Biochem Biophys Res Commun. 1991 Apr 30;176(2):586-92. doi: 10.1016/s0006-291x(05)80224-4.
Deoxynucleoside kinases are required for the 5'-phosphorylation of deoxynucleoside analogs used in chemotherapy. Cytoplasmic thymidine kinase (TK1), deoxycytidine kinase (dCK) and mitochondrial thymidine kinase (TK2) were completely purified from human leukemic spleen and their capacities to phosphorylate 43 nucleoside analogs were compared. TK1 showed the most restricted substrate specificity but tolerated 3'-modifications of the sugar ring and some 5-substitutions of the pyrimidine ring. TK2 showed a much broader specificity and phosphorylated pyrimidine bases with bulky 5-substitutions, including cytosine analogs, while sugar analogs with substituents other than OH in the 2' and 3' positions were very poor substrates. dCK showed a very broad specificity phosphorylating several cytosine analogs with 2' and 3' modifications as well as acyclic sugar analogs.

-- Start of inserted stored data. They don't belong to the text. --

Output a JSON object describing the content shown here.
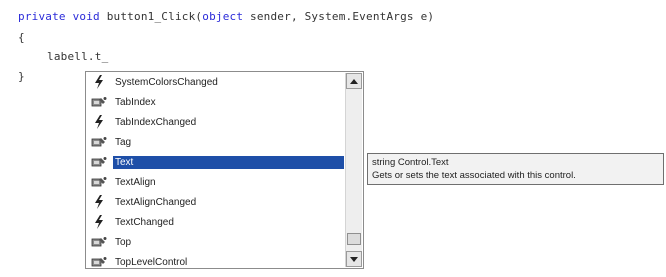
{
  "editor": {
    "line1": {
      "kw_private": "private",
      "kw_void": "void",
      "method": "button1_Click",
      "paren_open": "(",
      "kw_object": "object",
      "rest": "sender, System.EventArgs e)"
    },
    "line2": "{",
    "line3": "labell.t_",
    "line4": "}"
  },
  "completion": {
    "items": [
      {
        "label": "SystemColorsChanged",
        "icon": "event-icon"
      },
      {
        "label": "TabIndex",
        "icon": "property-icon"
      },
      {
        "label": "TabIndexChanged",
        "icon": "event-icon"
      },
      {
        "label": "Tag",
        "icon": "property-icon"
      },
      {
        "label": "Text",
        "icon": "property-icon",
        "selected": true
      },
      {
        "label": "TextAlign",
        "icon": "property-icon"
      },
      {
        "label": "TextAlignChanged",
        "icon": "event-icon"
      },
      {
        "label": "TextChanged",
        "icon": "event-icon"
      },
      {
        "label": "Top",
        "icon": "property-icon"
      },
      {
        "label": "TopLevelControl",
        "icon": "property-icon"
      }
    ]
  },
  "tooltip": {
    "signature": "string Control.Text",
    "description": "Gets or sets the text associated with this control."
  },
  "colors": {
    "keyword": "#2b2bd9",
    "selection": "#1e4fa8",
    "tooltip_bg": "#f2f2f2"
  }
}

Purine deoxyribonucleosides were also efficiently phosphorylated by dCK but in this case sugar modifications led to drastically decreased activity.

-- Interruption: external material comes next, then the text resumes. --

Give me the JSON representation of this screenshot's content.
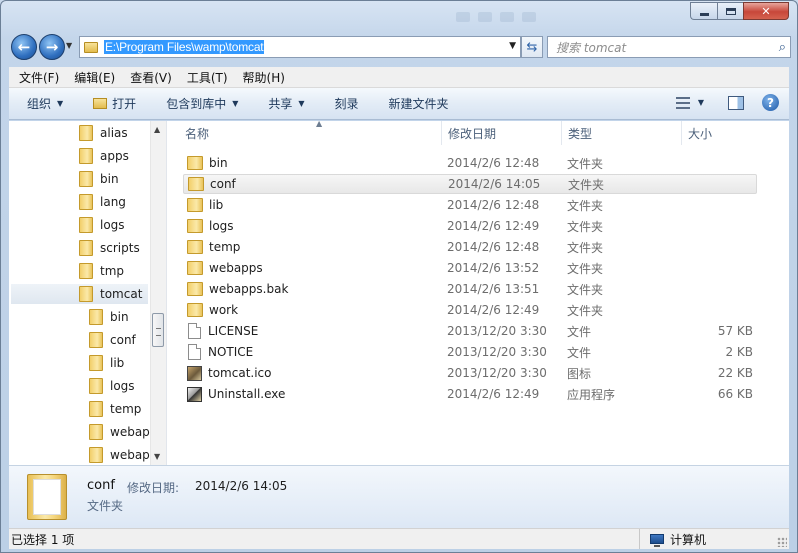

脱氧核苷激酶是化疗中使用的脱氧核苷类似物5'-磷酸化所必需的。从人白血病脾脏中完全纯化出细胞质胸苷激酶(TK1)、脱氧胞苷激酶(dCK)和线粒体胸苷激酶(TK2),并比较了它们磷酸化43种核苷类似物的能力。TK1表现出最受限的底物特异性,但能耐受糖环的3'-修饰和嘧啶环的一些5-取代。TK2表现出更广泛的特异性,能磷酸化具有大体积5-取代的嘧啶碱基,包括胞嘧啶类似物,而在2'和3'位具有除OH以外取代基的糖类似物是非常差的底物。dCK表现出非常广泛的特异性,能磷酸化几种具有2'和3'修饰的胞嘧啶类似物以及无环糖类似物。嘌呤脱氧核糖核苷也能被dCK有效磷酸化,但在这种情况下,糖修饰会导致活性急剧下降。